Closed sdcorlin closed 3 years ago

sdcorlin commented 3 years ago

I am getting a key error when trying to use any of the whois calls in the analyzer. Apologies if I set something up wrong here.

Using both IPAddress:

>>> analyzer.IPAddress('8.8.8.8').whois Traceback (most recent call last): File "<stdin>", line 1, in <module> File "/usr/local/lib/python3.9/site-packages/passivetotal/analyzer/ip.py", line 145, in whois return self._api_get_whois() File "/usr/local/lib/python3.9/site-packages/passivetotal/analyzer/ip.py", line 108, in _api_get_whois self._whois = IPWhois(response) File "/usr/local/lib/python3.9/site-packages/passivetotal/analyzer/whois.py", line 349, in __new__ domain = record['domain'] # yes, it's an IP, but this is where the data is

Or a Domain, from the example on the README:

>>> analyzer.Hostname('riskiq.com').whois Traceback (most recent call last): File "<stdin>", line 1, in <module> File "/usr/local/lib/python3.9/site-packages/passivetotal/analyzer/hostname.py", line 193, in whois return self._api_get_whois( File "/usr/local/lib/python3.9/site-packages/passivetotal/analyzer/hostname.py", line 96, in _api_get_whois self._whois = DomainWhois(response) File "/usr/local/lib/python3.9/site-packages/passivetotal/analyzer/whois.py", line 309, in __new__ domain = record['domain'] KeyError: 'domain'

aeetos commented 3 years ago

Hello, thank you for trying this out!

Your code seems correct - I believe the problem is your API credentials are not working or are not setup properly, and the Analyzer module is doing a poor job of telling you that. We'll work on getting better visibility to those errors, but until then, you can use this code to get the actual API response and start troubleshooting your credentials.

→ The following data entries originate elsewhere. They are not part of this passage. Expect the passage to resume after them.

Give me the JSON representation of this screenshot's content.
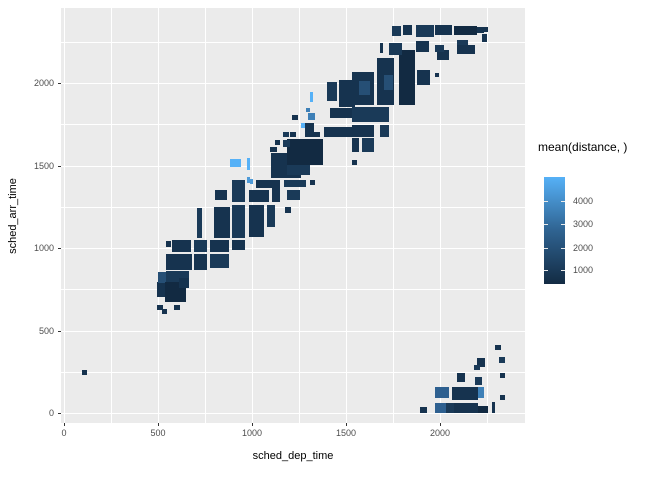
{
  "chart_data": {
    "type": "heatmap",
    "title": "",
    "xlabel": "sched_dep_time",
    "ylabel": "sched_arr_time",
    "x_axis": {
      "ticks": [
        0,
        500,
        1000,
        1500,
        2000
      ],
      "minor_ticks": [
        250,
        750,
        1250,
        1750,
        2250
      ],
      "range": [
        -20,
        2460
      ]
    },
    "y_axis": {
      "ticks": [
        0,
        500,
        1000,
        1500,
        2000
      ],
      "minor_ticks": [
        250,
        750,
        1250,
        1750,
        2250
      ],
      "range": [
        -60,
        2455
      ]
    },
    "legend": {
      "title": "mean(distance,  )",
      "tick_values": [
        "4000",
        "3000",
        "2000",
        "1000"
      ],
      "tick_offsets_pct": [
        22,
        44,
        66,
        87
      ],
      "gradient_high": "#56b1f7",
      "gradient_mid": "#2f6391",
      "gradient_low": "#132b43"
    },
    "palette": {
      "d0": "#122a42",
      "d1": "#16334f",
      "d2": "#1a3a58",
      "d3": "#1f4364",
      "m1": "#264f75",
      "m2": "#2e6090",
      "m3": "#3e80b7",
      "l1": "#4f9bd8",
      "l2": "#56b1f7"
    },
    "tiles": [
      [
        95,
        230,
        30,
        30,
        "d1"
      ],
      [
        495,
        625,
        30,
        30,
        "d1"
      ],
      [
        520,
        600,
        28,
        28,
        "d1"
      ],
      [
        585,
        625,
        30,
        30,
        "d1"
      ],
      [
        495,
        700,
        60,
        95,
        "d1"
      ],
      [
        500,
        790,
        75,
        65,
        "m1"
      ],
      [
        540,
        785,
        125,
        75,
        "d2"
      ],
      [
        535,
        670,
        115,
        125,
        "d0"
      ],
      [
        610,
        760,
        55,
        60,
        "d1"
      ],
      [
        540,
        865,
        140,
        100,
        "d1"
      ],
      [
        690,
        865,
        72,
        100,
        "d1"
      ],
      [
        778,
        880,
        98,
        85,
        "d2"
      ],
      [
        540,
        1005,
        30,
        40,
        "d1"
      ],
      [
        575,
        975,
        100,
        75,
        "d1"
      ],
      [
        690,
        975,
        72,
        75,
        "d2"
      ],
      [
        778,
        975,
        98,
        75,
        "d1"
      ],
      [
        895,
        988,
        68,
        60,
        "d1"
      ],
      [
        710,
        1060,
        26,
        180,
        "d2"
      ],
      [
        798,
        1060,
        85,
        190,
        "d1"
      ],
      [
        895,
        1060,
        68,
        200,
        "d2"
      ],
      [
        985,
        1065,
        80,
        195,
        "d1"
      ],
      [
        1080,
        1125,
        45,
        135,
        "d2"
      ],
      [
        1175,
        1215,
        30,
        35,
        "d1"
      ],
      [
        805,
        1290,
        62,
        62,
        "d1"
      ],
      [
        895,
        1280,
        68,
        132,
        "d2"
      ],
      [
        985,
        1280,
        105,
        72,
        "d1"
      ],
      [
        1105,
        1280,
        45,
        130,
        "d1"
      ],
      [
        1186,
        1290,
        70,
        62,
        "d2"
      ],
      [
        1020,
        1364,
        130,
        48,
        "d1"
      ],
      [
        1170,
        1370,
        118,
        42,
        "d2"
      ],
      [
        1308,
        1380,
        26,
        32,
        "d1"
      ],
      [
        988,
        1390,
        20,
        28,
        "l1"
      ],
      [
        885,
        1490,
        55,
        52,
        "l2"
      ],
      [
        975,
        1475,
        17,
        68,
        "l2"
      ],
      [
        975,
        1395,
        17,
        33,
        "l1"
      ],
      [
        1308,
        1885,
        18,
        62,
        "l2"
      ],
      [
        1262,
        1727,
        22,
        30,
        "l2"
      ],
      [
        1287,
        1824,
        22,
        26,
        "m3"
      ],
      [
        1300,
        1776,
        35,
        42,
        "m3"
      ],
      [
        1100,
        1425,
        160,
        148,
        "d1"
      ],
      [
        1186,
        1500,
        192,
        158,
        "d0"
      ],
      [
        1186,
        1440,
        120,
        62,
        "d2"
      ],
      [
        1096,
        1582,
        37,
        30,
        "d1"
      ],
      [
        1122,
        1624,
        27,
        30,
        "d1"
      ],
      [
        1165,
        1612,
        37,
        43,
        "d2"
      ],
      [
        1165,
        1673,
        30,
        30,
        "d2"
      ],
      [
        1202,
        1673,
        30,
        30,
        "d1"
      ],
      [
        1282,
        1673,
        80,
        30,
        "d1"
      ],
      [
        1282,
        1705,
        48,
        52,
        "d1"
      ],
      [
        1213,
        1776,
        33,
        32,
        "d1"
      ],
      [
        1385,
        1673,
        158,
        62,
        "d1"
      ],
      [
        1415,
        1788,
        133,
        62,
        "d1"
      ],
      [
        1532,
        1764,
        198,
        92,
        "d2"
      ],
      [
        1532,
        1673,
        118,
        72,
        "d1"
      ],
      [
        1680,
        1673,
        48,
        72,
        "d2"
      ],
      [
        1532,
        1580,
        38,
        85,
        "d1"
      ],
      [
        1585,
        1580,
        63,
        85,
        "d2"
      ],
      [
        1532,
        1503,
        26,
        30,
        "d1"
      ],
      [
        1400,
        1890,
        50,
        115,
        "d2"
      ],
      [
        1465,
        1855,
        85,
        165,
        "d1"
      ],
      [
        1532,
        1867,
        118,
        200,
        "d1"
      ],
      [
        1570,
        1930,
        60,
        80,
        "m1"
      ],
      [
        1665,
        1867,
        90,
        285,
        "d1"
      ],
      [
        1700,
        1960,
        50,
        90,
        "m1"
      ],
      [
        1782,
        1867,
        85,
        335,
        "d0"
      ],
      [
        1877,
        1988,
        68,
        92,
        "d1"
      ],
      [
        1973,
        2036,
        24,
        24,
        "d1"
      ],
      [
        1985,
        2140,
        63,
        60,
        "d1"
      ],
      [
        1730,
        2170,
        68,
        72,
        "d2"
      ],
      [
        1680,
        2180,
        18,
        60,
        "d1"
      ],
      [
        1745,
        2285,
        45,
        60,
        "d2"
      ],
      [
        1805,
        2290,
        46,
        60,
        "d1"
      ],
      [
        1870,
        2190,
        70,
        64,
        "d1"
      ],
      [
        1870,
        2280,
        100,
        70,
        "d2"
      ],
      [
        1975,
        2290,
        88,
        60,
        "d1"
      ],
      [
        1975,
        2185,
        48,
        45,
        "d2"
      ],
      [
        2075,
        2290,
        120,
        55,
        "d0"
      ],
      [
        2195,
        2300,
        40,
        42,
        "d1"
      ],
      [
        2235,
        2312,
        22,
        30,
        "d1"
      ],
      [
        2090,
        2175,
        95,
        55,
        "d1"
      ],
      [
        2090,
        2228,
        60,
        30,
        "d2"
      ],
      [
        2225,
        2248,
        25,
        52,
        "d1"
      ],
      [
        2292,
        380,
        30,
        34,
        "d1"
      ],
      [
        2315,
        300,
        30,
        40,
        "d2"
      ],
      [
        2195,
        280,
        45,
        54,
        "d1"
      ],
      [
        2180,
        258,
        34,
        30,
        "d2"
      ],
      [
        2320,
        215,
        24,
        28,
        "d1"
      ],
      [
        2090,
        185,
        45,
        58,
        "d1"
      ],
      [
        2185,
        170,
        40,
        48,
        "d2"
      ],
      [
        1975,
        90,
        75,
        68,
        "m2"
      ],
      [
        2065,
        80,
        135,
        78,
        "d1"
      ],
      [
        2200,
        90,
        35,
        68,
        "m3"
      ],
      [
        2320,
        80,
        24,
        30,
        "d1"
      ],
      [
        1895,
        0,
        38,
        38,
        "d1"
      ],
      [
        1975,
        0,
        90,
        58,
        "m2"
      ],
      [
        2030,
        0,
        45,
        58,
        "d2"
      ],
      [
        2075,
        0,
        125,
        62,
        "d1"
      ],
      [
        2200,
        0,
        58,
        40,
        "d0"
      ],
      [
        2278,
        0,
        17,
        65,
        "d1"
      ]
    ]
  },
  "colors": {
    "panel_bg": "#ebebeb",
    "grid": "#ffffff",
    "tick_text": "#4d4d4d",
    "title_text": "#000000",
    "background": "#ffffff"
  }
}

from passivetotal import WhoisRequest
whois_request = WhoisRequest.from_config()
whois_response = whois_request.get_whois_details(query='8.8.8.8')
print(whois_response)

If my theory is correct, you will get a response with an error message. Let me know!

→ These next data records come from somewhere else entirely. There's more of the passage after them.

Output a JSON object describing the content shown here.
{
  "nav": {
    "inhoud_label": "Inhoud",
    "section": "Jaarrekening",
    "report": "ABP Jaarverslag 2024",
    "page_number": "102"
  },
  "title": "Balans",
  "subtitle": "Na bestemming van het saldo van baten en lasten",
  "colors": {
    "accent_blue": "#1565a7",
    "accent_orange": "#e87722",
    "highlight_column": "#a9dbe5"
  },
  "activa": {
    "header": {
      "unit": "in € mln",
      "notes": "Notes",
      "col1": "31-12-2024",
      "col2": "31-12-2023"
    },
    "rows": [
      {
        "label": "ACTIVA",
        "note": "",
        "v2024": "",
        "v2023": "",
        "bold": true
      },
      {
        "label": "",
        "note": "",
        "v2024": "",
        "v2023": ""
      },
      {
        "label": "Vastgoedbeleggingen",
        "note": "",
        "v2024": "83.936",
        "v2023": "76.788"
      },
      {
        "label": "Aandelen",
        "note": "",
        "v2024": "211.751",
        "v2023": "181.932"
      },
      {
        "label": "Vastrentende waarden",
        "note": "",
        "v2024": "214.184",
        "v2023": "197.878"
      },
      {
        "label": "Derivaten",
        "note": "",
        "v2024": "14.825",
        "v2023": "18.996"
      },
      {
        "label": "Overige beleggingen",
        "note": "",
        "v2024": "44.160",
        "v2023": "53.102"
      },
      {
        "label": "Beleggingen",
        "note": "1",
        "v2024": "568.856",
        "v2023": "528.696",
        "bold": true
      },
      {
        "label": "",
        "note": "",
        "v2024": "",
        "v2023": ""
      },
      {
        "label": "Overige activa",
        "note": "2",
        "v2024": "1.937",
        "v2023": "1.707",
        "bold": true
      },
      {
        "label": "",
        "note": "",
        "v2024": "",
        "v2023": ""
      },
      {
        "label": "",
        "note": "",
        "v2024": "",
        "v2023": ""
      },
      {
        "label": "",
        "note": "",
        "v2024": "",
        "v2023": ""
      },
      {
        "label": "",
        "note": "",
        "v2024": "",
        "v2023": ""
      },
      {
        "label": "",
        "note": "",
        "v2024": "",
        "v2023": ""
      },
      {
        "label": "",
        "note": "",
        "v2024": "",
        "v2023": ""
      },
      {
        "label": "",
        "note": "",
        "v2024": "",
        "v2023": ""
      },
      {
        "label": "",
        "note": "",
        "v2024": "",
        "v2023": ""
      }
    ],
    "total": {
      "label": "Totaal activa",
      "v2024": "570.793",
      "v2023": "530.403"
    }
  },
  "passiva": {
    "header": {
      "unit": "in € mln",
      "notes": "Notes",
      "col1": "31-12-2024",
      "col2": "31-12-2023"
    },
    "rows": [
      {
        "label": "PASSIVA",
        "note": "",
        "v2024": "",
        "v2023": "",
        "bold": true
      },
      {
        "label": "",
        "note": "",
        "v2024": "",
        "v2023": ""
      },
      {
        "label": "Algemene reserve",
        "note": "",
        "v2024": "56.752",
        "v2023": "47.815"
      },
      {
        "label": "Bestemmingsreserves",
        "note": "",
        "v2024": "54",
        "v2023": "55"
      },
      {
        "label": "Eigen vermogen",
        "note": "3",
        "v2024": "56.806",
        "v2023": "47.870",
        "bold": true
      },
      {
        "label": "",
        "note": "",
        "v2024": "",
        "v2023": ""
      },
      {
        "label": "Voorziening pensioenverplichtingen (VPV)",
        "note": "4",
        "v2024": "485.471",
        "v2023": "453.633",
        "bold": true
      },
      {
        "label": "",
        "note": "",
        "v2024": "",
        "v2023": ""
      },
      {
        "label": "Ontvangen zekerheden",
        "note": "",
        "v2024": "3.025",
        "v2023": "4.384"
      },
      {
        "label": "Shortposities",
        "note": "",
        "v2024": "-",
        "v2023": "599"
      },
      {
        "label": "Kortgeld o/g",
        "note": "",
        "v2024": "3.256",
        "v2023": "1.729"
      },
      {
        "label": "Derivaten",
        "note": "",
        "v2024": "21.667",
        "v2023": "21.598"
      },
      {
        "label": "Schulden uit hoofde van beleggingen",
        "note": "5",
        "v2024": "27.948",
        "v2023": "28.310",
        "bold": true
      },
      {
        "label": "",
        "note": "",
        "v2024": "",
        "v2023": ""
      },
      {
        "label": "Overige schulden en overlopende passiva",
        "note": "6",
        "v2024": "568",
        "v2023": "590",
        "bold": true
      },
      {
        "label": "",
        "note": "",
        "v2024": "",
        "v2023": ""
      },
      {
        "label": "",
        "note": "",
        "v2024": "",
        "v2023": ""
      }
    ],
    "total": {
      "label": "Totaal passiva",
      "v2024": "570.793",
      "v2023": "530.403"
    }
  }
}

sdcorlin commented 3 years ago

Looks like you're right, Im getting a 429:

{'timestamp': '2021-06-02T23:40:19.310+00:00', 'status': 429, 'error': 'Too Many Requests', 'message': '', 'path': '/v2/whois'}

Im surprised considering Im not doing anything besides these calls but perhaps my account is limited within my org

aeetos commented 3 years ago

Okay, got it - I recommend submitting a ticket to RiskIQ support - they might be able to guide you to API keys that are not as restricted. Email support at riskiq dot net with that error message, ideally from your org email address, and they'll get you setup.

Better exception handling for this will be in the next version of the Python library - we're testing changes to it now.

aeetos commented 3 years ago

Hi @sdcorlin - v2.5.0 of the Python library added exception handling to give better feedback when using the analyzer module to interact with our API. You'll get an AnalyzerAPIError object with details on the request itself that should help diagnose these issues. Thanks for helping us see the need for this! Please open another issue if you have any other problems.